LA PITTURA DI THOMAS BRAIDA IN MOSTRA A ROMA
Questa volta Braida fa un passo avanti coinvolgendo lo spazio oltre i limiti dell’opera. Le cornici diventano complici nel rivelare il magnetismo della finzione: i limiti ri-marcati dell’immagine scagionano l’illusione ma sono rassicuranti vie di fuga, vogliono aprire un discorso meta-artistico o è la realtà stessa che agogna a essere non solo linfa nutritiva ma materia prima del sogno?

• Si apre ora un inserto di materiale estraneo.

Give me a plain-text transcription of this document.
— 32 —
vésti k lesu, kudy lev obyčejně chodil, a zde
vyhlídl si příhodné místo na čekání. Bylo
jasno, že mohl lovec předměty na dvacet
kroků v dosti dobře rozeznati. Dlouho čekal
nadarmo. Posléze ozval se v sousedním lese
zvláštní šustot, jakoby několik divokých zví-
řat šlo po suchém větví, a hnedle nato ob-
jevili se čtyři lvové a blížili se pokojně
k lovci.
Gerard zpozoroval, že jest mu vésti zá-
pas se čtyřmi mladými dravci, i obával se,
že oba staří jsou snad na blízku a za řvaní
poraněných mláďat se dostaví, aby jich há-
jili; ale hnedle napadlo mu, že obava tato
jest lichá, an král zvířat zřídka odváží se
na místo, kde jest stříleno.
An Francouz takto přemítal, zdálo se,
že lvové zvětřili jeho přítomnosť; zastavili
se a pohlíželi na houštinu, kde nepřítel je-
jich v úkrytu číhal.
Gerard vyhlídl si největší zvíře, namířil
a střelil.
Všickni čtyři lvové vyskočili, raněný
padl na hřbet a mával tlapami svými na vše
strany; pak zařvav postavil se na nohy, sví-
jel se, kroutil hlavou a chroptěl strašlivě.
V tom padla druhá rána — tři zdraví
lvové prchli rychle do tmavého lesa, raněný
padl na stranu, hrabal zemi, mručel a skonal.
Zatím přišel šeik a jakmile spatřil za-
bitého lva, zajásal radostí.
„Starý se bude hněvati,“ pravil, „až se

“Non so se il sensato o insensato siano i termini giusti, nel mio caso è come un allineamento di elementi in una sensazione visiva: quando ogni parte del lavoro, dal colore, al segno, alle piccole cose dipinte, ai significati, ogni elemento che per me caratterizza il quadro cominciano a creare un’armonia, delle note anche sgraziate o ‘insensate’, e in un attimo (che col tempo un po’ riesci a prevedere) scatta un click, come di una serratura. Si apre ed ecco il quadro”. (Thomas Braida in conversazione con Luca Bertolo).
LE OPERE DI BRAIDA ESPOSTE DA MONITOR
Braida riesce a padroneggiare grandi tele come Toblerone (2022) o where the sun falls asleep (2020), dove un sole, rappresentato in maniera sintetica come un tondo e i suoi raggi, quasi una spilla preziosa di quarzo citrino o superficie metallica specchiante, si incaglia tra faraglioni, acque limpide e una vegetazione lussureggiante di pini mediterranei. In Carabbean you beyond Blue (2020) le tre Parche o Moire greche sono come incollate sui fusti di alberi in un’isola tropicale e sullo sfondo la superficie dell’oceano cambia prospettiva dalla riva fino alla linea dell’orizzonte, quasi divorando il cielo nei suoi flutti. Lo scudo di una di queste creature mitologiche ricalca il Disco di Nebra, trovato in Sassonia e realizzato intorno al 1600 a. C., si tratta della più antica rappresentazione della volta celeste. Anche il piccolo formato, sia nei dipinti in cui lo sguardo si concentra tutto su un unico piano, isolando fotograficamente un particolare, sia in quelli dove la rappresentazione si parcellizza in profondità, riesce ad ammaliare l’osservatore.